Los ‘hombres y mujeres tecnológicos’ ya están aquí. Barcelona ha podido organizar una nueva edición del MWC que se acerca a la ‘normalidad’, al año anterior a la pandemia, en 2019. Están representados más de 150 países, con 1.500 expositores y una presencia prevista de unas 40.000 personas. Es algo menos de la mitad que en 2019. Pero el salto es enorme. Queda por saber, y esa fue una discusión importante en los primeros meses de la pandemia, si el tipo de eventos como el MWC mantendrá ese formato. Sin embargo, la presencialidad seguirá siendo importante. Las personas necesitan hablarse codo con codo, tocarse, hablar y gesticular sin pantallas que las separen. Y las personas necesitan viajar, cenar en restaurantes, pasear, comprar, y distraerse. En eso Barcelona ha logrado, por muchas razones, un lugar en el mundo. Un espacio en el ámbito internacional que se mantendrá en el tiempo, a pesar de los errores en la gestión, por parte del Ayuntamiento, o de la falta de interés o de las excentricidades del gobierno de la Generalitat.
Barcelona está en ese olimpo de ciudades por méritos propios y por una ventaja competitiva, que se verá hasta qué punto la puede mantener. Es una ciudad para vivir, pero también para trabajar. Y el sector tecnológico lo sabe muy bien. Reúne esas dos condiciones con un añadido de enorme importancia: todavía es barata en el concierto internacional. Para un barcelonés esa afirmación puede ser atrevida. Y más aún para un ciudadano del conjunto del territorio español. La vivienda es de las más caras en España y los servicios son altos para un salario bajo y mediano en España. Pero esa situación es diametralmente diferente si Barcelona se compara con Londres, París, Amsterdam, Hamburgo, Munich o Milán. Y también lo es respecto a San Francisco, Nueva York, Chicago, Los Ángeles, Tokio o Sidney. Tiene mar, servicios de calidad, oficinas para ofrecer a cualquier empresa del siglo XXI y es barata, con escuelas de negocio punteras que buscan estudiantes internacionales para que, después, decidan quedarse y atraer, con ellos, nuevas inversiones.
¿Es una apuesta que puede alargarse en el tiempo? Dependerá de la gestión de sus responsables municipales y de la cooperación del gobierno autonómico. Pero dependerá, principalmente, del gobierno español y del sector privado. Conseguir un difícil equilibrio, entre calidad y precios, es un reto mayúsculo. Pero esa es la salida que deberá alcanzar la ciudad.

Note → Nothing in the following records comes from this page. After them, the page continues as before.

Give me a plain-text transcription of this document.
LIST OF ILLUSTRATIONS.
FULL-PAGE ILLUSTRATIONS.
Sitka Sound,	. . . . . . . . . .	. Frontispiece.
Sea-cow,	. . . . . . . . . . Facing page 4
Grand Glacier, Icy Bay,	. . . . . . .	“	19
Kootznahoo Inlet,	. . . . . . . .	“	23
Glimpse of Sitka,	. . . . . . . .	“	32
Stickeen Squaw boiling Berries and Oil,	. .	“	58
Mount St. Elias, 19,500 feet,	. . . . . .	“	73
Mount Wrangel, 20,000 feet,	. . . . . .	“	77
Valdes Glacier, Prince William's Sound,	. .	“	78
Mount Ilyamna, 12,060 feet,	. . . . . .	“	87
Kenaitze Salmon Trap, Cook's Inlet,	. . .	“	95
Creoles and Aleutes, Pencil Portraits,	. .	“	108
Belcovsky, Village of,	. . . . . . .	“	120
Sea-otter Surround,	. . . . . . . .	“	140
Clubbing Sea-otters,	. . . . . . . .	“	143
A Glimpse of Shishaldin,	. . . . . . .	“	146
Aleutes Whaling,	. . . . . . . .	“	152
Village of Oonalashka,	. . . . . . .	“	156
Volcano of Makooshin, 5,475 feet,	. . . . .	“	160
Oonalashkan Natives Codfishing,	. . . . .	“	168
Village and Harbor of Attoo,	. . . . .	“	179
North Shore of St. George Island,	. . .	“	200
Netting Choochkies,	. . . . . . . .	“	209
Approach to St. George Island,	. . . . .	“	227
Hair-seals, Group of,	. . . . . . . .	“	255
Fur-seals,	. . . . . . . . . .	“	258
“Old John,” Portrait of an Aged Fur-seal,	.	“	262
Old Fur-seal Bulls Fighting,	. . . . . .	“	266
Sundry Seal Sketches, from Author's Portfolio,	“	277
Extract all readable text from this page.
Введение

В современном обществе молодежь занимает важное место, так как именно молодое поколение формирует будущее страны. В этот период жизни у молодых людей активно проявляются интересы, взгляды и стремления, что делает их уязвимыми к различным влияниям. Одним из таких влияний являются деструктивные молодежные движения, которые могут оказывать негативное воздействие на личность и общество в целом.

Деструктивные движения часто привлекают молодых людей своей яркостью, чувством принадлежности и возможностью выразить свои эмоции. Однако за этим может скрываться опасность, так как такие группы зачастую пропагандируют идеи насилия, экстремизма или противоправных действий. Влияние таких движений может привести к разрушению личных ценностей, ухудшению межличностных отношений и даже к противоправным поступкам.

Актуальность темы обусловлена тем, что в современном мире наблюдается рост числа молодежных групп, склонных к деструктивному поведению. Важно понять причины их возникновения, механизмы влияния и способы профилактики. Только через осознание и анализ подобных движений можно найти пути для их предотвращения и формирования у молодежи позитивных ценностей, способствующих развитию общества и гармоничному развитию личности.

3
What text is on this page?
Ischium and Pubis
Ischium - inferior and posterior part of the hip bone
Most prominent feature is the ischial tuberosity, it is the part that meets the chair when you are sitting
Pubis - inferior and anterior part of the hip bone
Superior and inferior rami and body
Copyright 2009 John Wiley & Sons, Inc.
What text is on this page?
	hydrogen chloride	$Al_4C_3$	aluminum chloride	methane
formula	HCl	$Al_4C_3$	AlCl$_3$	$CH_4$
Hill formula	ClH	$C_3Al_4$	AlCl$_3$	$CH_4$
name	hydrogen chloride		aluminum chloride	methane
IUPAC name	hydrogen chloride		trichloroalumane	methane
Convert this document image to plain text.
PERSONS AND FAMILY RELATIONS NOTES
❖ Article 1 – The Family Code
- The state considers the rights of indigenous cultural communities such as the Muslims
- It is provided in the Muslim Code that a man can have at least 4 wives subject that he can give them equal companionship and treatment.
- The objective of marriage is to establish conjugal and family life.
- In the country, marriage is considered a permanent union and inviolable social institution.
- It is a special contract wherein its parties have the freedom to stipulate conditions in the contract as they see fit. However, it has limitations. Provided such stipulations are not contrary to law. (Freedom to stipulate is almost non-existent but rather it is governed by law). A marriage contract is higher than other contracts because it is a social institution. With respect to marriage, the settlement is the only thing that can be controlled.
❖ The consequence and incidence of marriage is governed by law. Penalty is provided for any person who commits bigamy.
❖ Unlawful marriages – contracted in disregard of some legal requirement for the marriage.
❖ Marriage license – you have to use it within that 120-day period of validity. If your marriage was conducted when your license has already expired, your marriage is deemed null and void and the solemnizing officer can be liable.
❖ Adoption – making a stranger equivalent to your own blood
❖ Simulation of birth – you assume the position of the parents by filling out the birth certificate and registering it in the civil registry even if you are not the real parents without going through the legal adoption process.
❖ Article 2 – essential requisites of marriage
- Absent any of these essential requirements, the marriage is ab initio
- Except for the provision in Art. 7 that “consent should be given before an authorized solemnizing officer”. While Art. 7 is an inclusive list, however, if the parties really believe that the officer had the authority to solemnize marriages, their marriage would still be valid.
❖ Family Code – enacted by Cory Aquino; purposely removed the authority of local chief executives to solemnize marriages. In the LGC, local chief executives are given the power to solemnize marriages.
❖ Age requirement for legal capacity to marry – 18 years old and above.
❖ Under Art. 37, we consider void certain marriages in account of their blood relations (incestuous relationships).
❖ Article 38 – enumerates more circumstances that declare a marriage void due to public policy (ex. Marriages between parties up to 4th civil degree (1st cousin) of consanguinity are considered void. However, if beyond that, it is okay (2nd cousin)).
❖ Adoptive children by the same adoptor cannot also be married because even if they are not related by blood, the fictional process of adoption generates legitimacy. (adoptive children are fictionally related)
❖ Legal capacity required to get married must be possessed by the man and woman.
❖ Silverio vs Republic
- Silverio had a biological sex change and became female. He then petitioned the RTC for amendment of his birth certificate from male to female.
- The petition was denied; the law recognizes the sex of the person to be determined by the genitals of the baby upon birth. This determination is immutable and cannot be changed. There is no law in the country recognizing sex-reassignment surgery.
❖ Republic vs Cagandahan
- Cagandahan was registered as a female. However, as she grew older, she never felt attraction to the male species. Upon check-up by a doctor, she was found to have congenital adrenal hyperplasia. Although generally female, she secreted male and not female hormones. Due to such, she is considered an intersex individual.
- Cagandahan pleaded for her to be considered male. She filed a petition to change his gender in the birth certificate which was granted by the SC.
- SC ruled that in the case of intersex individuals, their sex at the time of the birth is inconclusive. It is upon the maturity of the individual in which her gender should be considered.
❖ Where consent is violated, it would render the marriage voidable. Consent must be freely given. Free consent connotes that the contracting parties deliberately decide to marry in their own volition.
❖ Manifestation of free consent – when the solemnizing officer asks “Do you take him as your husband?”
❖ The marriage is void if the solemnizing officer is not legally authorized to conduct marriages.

Los responsables de centros tecnológicos, como Xavier López, del Eurecat, insisten en esa cuestión. En Barcelona hay personas formadas, con ímpetu y deseos de triunfar, y con salarios más baratos que en Londres, París o Milán. Ese es el atractivo que explica que en 2021, por ejemplo, las startups y empresas tecnológicas hayan captado hasta 1.700 millones de inversión. El 60% de los CEO de esas empresas son extranjeros y eso es una buena noticia, pero no se debe perder de vista el hecho diferencial: Barcelona está un escalón por debajo de las ciudades más punteras del mundo. Y ese es su valor.
Una posible apuesta sería que Barcelona fuera, realmente, el gran motor de toda un área metropolitana que llegara mucho más allá del segundo cinturón. Esa es la idea de Foment del Treball, que lo ha teorizado con los trabajos de Rething Barcelona. Si la ciudad atrae talento e inversiones, el habitante local podría aprovecharse de ello, pero pagando un determinado precio, como ocurre en el Gran Londres: vivir en esas segundas y terceras coronas, con viviendas más asequibles y más servicios y mejores de los que se tiene ahora. Y es ahí donde debe intervenir la administración, con políticas sobre vivienda que no las debe decidir la alcaldesa Ada Colau, sino un gobierno metropolitano, con una colaboración directa con la administración autonómica y con la administración central, que debería asumirlo como una política realmente de Estado.
Generar un área competitiva de primer nivel debería interesar al Gobierno central, que, de alguna forma, ya lo ha hecho respecto a Madrid. Claro que eso supondría un cambio de mentalidad muy profundo en las elites políticas catalanas, que siguen pensando en términos de nación catalana. Lo que se plantea es que Barcelona sea el gran motor de toda Cataluña, una mancha urbana, potente, que enlazaría con Tarragona y por el norte casi hasta Girona. Con buenas comunicaciones –que ya existen, pero falta coordinarlas— y con políticas de vivienda inteligentes, el dinamismo económico sería enorme y se beneficiaría el conjunto de sus usuarios: el talento y la comunidad internacional, y los locales que vivirían en el conjunto del territorio catalán.
La nación sería, en realidad, Barcelona.